Seven of the bends were changed at a time and tests were carried out with sets of long radius bends, (D/d = 24), short radius bends (D/d = 6), elbows (D/d = 2) and blind tees (D/d = 0). A proportioned sketch of the bends is given in Figure 14.19b and a sketch of the pipeline employed is given in Figure 14.20. Fine fly ash was used as the conveyed material so that a very wide range of conveying conditions could be examined.
A full set of conveying characteristics was obtained for each of the four sets of bends tested in this common pipeline. Two of the sets of conveying characteristics obtained are shown in Figure 14.21. They are for the pipeline with seven long radius bends, which are presented in Figure 14.21a, and for the pipeline with seven blind tees, which are shown in Figure 14.21b.
It will be seen from these conveying characteristics that the tests were carried out over a very wide range of conveying conditions, with solids loading ratios up to 120 and conveying line inlet air velocities down to about 4 m/s. The fly ash was conveyed over a similar wide range of conveying conditions with each of the other two sets of bends tested. With four sets of conveying characteristics, for the same material conveyed through the same pipeline, it was possible to analyse the relative influence of the different bend sets tested [4].
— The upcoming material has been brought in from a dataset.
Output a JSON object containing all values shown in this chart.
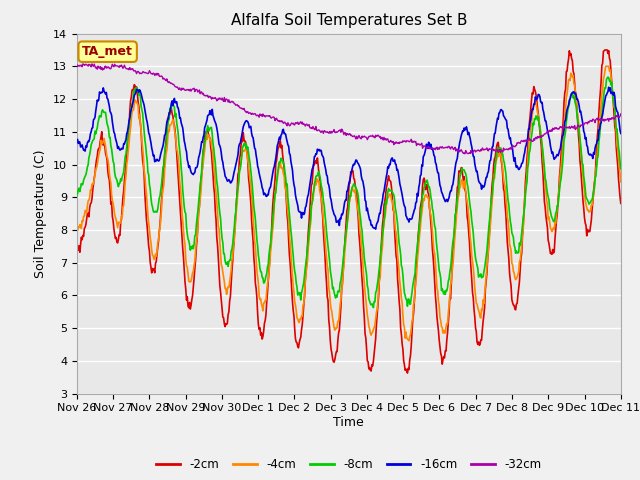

A characteristic of fine fly ash, from previous conveying data, has been the very steep slope of the constant pressure drop lines, and this will be observed in both sets of data included in Figure 14.21. Although the only difference between the two sets of conveying data in Figure 14.21 is the change in geometry of seven of the bends, the difference in conveying performance is quite dramatic.
Comparison of performance
To illustrate the difference: if a pressure drop of 1.8 bar and an air flow rate of 0.05 kg/s are considered it will be seen that 10 tonne/h of fly ash will be conveyed through the pipeline with the seven blind tees, and 20 tonne/h will be achieved through the same pipeline with seven long radius bends. This is a 100 per cent improvement in
performance for no change in power input, no change in conveying distance, and only seven of the eleven bends in the pipeline changed.
To provide a global comparison between the sets of data, rectangular grids were drawn on the sets of conveying characteristics and the pressure drop noted for every grid point. The comparison was based on the pressure drop required to achieve a specified material flow rate for a given air flow rate. This comparison was undertaken over the entire range of conveying conditions.
A comparison of the blind tees and long radius bends is given in Figure 14.22a. It will be seen from this that the pressure drop in the line with the blind tees was about 40 per cent greater than that for the line with the long radius bends. This increase in pressure drop is due entirely to the additional resistance created by changing seven long radius bends for blind tees, since everything else associated with the two pipelines is common. In terms of energy considerations, therefore, blind tees could not be recom- mended for conveying system lines [4].
A similar comparison for the elbows (D/d = 2) and long radius bends showed that when the conveying line pressure drop was below about 1.2 bar the elbows were slightly better than the long radius bends, with a maximum improvement of about 10 per cent. Above 1.2 bar the situation was revered and the conveying line pressure drop for the elbows was up to about 20 per cent greater.
A comparison of the short radius (D/d = 6) and long radius bends is given in Figure 14.22b. This shows that the short radius bends are clearly the best of those tested in terms of minimum pressure drop. Only at the very highest material flow rates are the long radius bends slightly better.
It must be realized that the pressure drop ratios given in the data presented in Figure 14.22 are for the total pipeline system and not just the set of seven bends.
The pressure drop for the horizontal pipeline and the connecting bends will be approximately constant, and so the pressure drop ratios for the seven bends alone will be significantly higher. In terms of bends alone, therefore, the data presented for air alone in Figure 14.19a appears to hold reasonably well for the conveying of material also.